ABSTRACT Background Empagliflozin, a glucose-lowering drug licensed for type 2 diabetes (T2D), demonstrated tolerability and effectiveness overall in a post-marketing surveillance (PMS) study in Japan. However, the impact of body mass index (BMI) is unclear. Research design and methods This was a prespecified sub-analysis of the prospective, 3-year, PMS study of empagliflozin in Japan where the primary endpoint was adverse drug reactions (ADRs).
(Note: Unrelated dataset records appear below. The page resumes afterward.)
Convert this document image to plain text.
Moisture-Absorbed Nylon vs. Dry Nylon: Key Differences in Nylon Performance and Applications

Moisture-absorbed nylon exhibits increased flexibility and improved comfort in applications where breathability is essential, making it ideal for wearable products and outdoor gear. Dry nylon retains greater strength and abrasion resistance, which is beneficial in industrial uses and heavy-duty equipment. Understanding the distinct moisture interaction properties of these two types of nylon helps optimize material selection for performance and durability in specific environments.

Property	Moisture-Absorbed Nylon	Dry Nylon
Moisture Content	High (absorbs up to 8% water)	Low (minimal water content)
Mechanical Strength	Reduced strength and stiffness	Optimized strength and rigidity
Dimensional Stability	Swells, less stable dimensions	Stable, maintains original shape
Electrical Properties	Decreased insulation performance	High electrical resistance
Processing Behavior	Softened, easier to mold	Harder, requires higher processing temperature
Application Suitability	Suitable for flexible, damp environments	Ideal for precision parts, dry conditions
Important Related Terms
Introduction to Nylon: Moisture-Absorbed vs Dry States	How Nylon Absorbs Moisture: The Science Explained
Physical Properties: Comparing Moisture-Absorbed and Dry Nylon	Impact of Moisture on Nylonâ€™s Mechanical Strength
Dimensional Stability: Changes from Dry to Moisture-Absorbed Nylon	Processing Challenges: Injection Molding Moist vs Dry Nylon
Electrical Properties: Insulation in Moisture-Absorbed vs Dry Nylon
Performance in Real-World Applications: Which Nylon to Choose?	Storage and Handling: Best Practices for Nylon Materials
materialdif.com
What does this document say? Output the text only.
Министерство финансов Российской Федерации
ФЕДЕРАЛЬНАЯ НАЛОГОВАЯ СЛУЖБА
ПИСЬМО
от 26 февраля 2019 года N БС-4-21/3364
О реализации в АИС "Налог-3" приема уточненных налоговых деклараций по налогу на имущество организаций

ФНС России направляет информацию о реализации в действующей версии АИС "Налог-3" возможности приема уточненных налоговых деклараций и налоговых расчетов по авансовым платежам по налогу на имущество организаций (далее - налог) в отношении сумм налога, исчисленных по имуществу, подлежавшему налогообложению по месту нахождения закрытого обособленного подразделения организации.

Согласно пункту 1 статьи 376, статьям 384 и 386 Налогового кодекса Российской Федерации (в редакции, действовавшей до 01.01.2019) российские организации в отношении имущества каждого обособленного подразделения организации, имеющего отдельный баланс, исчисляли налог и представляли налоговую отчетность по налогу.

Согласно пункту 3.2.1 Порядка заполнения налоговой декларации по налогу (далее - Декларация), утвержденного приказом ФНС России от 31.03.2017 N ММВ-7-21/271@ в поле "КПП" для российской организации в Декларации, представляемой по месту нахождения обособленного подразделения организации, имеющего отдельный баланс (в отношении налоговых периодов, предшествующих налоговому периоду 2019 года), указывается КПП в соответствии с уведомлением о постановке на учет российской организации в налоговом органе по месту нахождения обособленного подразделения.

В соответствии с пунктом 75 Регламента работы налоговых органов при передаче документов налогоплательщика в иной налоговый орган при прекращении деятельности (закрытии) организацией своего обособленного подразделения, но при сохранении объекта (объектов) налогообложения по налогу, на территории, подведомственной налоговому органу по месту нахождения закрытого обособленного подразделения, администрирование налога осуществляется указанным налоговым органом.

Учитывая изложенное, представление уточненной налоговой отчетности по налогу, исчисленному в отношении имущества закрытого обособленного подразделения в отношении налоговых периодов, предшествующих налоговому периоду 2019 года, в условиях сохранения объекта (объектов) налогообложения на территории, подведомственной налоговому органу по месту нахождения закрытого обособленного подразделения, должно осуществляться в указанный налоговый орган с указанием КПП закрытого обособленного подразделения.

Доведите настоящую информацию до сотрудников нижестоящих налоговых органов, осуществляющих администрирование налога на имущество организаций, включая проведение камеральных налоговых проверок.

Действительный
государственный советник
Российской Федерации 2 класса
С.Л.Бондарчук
We evaluated results according to BMI. Results We enrolled 7931 T2D patients treated with empagliflozin. Baseline mean age was 58.7 years; 63.01% were male. Baseline BMI was <20 kg/m2 in 2.06% of patients, while 21.28%, 37.35%, and 24.97% had BMI 20–<25, 25–<30 and ≥30 kg/m2, respectively. ADRs occurred in 19 (11.66%), 203 (12.03%), 411 (13.88%), and 295 (14.90%) patients with BMI <20, 20–<25, 25–<30 and ≥30 kg/m2, respectively. Excessive/frequent urination was the most frequent ADR of special interest in all BMI subgroups except 20–<25 kg/m2 (urinary tract infection). Mean change in glycated hemoglobin from baseline was –0.75%, with similar magnitude across BMI subgroups. Body-weight reduction seemed dependent on BMI, with almost no change in the <20 kg/m2 subgroup. Conclusions Empagliflozin appeared well tolerated and effective in Japanese T2D patients regardless of BMI, although the number of patients with BMI <20 kg/m2 was small in this study.